24 January 2004

Well today is the big day of the ober martini - I am so excited! See, just look at this excitement oozing from my very aura and the wide-eyed expression ceasing to stop similing. SEE IT! SEET IT!

Umm, well that is really enough of that. To be all the more honest - I can't exactly say that I am so very happy about this *excursion*. I don't want to go to the lousy opera because of that four letter word: "must", which is involved. In addition, the banquet is a sort of looming judge in the back of my mind - calling out "damnation to your world" behind my back. What is with that?

Oh well, I am hoping that the opera won't be so lousy and the banquet will be a smash - but right now, I'm just in no mood for either. Frankly, I want to just sit here and dote over my own agenda while spewing out the occasional philophical rant. In fact, I would find much more enjoyment in being a bump on a log right about now than having to be shoved into the cold and brutal world of being "social".

Gosh, sometimes I really hate being "social"! Not that I intently despise socializing - oh no. The truth is that I hate being shoved into a crowded room, with a microphone in my hand and demanded to sing Barbara Streizan (can't spell that worth beans!) to a crowd of noisily chewing idiots. That is the idea that being "social" calls to mind - and a weekend full of that, ending in a paper I have absolutely no desire nor mind to write, well frankly it makes me feel just a little pissier than I would perfer for a weekend evening. Curse the gods of weekend-dom. They have ruined me again. Foul Fiends!

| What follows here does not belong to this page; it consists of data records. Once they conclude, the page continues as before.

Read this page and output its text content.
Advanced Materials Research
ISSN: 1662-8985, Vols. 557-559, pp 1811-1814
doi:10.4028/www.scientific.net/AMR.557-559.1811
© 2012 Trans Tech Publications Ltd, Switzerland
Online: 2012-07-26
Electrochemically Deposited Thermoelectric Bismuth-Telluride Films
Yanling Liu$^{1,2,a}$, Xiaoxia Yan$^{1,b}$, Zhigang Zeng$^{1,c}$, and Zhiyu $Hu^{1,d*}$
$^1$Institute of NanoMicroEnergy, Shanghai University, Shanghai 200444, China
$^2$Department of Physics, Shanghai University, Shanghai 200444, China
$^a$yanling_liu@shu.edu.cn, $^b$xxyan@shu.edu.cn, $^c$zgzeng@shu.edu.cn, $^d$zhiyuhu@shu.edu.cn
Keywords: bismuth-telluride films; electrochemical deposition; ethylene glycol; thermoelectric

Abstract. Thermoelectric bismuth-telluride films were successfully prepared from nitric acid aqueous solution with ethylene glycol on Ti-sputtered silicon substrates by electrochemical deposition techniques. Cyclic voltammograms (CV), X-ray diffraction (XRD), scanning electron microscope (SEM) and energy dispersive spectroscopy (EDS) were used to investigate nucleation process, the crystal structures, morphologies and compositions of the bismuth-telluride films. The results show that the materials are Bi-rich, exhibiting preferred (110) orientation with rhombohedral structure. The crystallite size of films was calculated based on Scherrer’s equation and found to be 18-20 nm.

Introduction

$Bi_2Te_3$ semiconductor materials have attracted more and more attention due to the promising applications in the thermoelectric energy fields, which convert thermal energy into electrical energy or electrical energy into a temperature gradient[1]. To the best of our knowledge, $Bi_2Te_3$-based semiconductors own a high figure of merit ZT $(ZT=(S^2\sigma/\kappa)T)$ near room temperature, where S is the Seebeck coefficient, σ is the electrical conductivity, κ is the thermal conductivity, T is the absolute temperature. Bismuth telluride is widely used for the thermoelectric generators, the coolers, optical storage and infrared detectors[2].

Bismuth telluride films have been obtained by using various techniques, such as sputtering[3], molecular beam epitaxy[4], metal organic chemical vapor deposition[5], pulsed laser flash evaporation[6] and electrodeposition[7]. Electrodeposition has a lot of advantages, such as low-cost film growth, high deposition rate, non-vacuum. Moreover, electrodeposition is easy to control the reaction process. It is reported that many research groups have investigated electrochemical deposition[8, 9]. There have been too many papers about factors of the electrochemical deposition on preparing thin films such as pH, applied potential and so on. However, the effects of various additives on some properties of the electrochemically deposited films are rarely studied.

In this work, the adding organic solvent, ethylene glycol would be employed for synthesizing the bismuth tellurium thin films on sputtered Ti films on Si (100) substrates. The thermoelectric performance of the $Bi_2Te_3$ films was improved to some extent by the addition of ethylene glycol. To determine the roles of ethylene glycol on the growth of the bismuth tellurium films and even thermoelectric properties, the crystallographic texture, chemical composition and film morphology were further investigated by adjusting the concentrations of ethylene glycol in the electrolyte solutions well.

Oh well. I guess all I can really retaliate with is that I feel as though the weekend demons should be drug into the streets of Paris, run over by Parisians AND tourists, then trampled over by American hotdog-eaters at some stupid football game. And to finish it offf, every college student in the universe should get their own by simply planting a well-aimed and swift kick in their ribs. There, that is all I have to say about the weekend demons. May they suffer greatly for being thought-up!

Farewell for now [regretfully I must again go and be "social" in a somewhat civilized light - curse civilization!].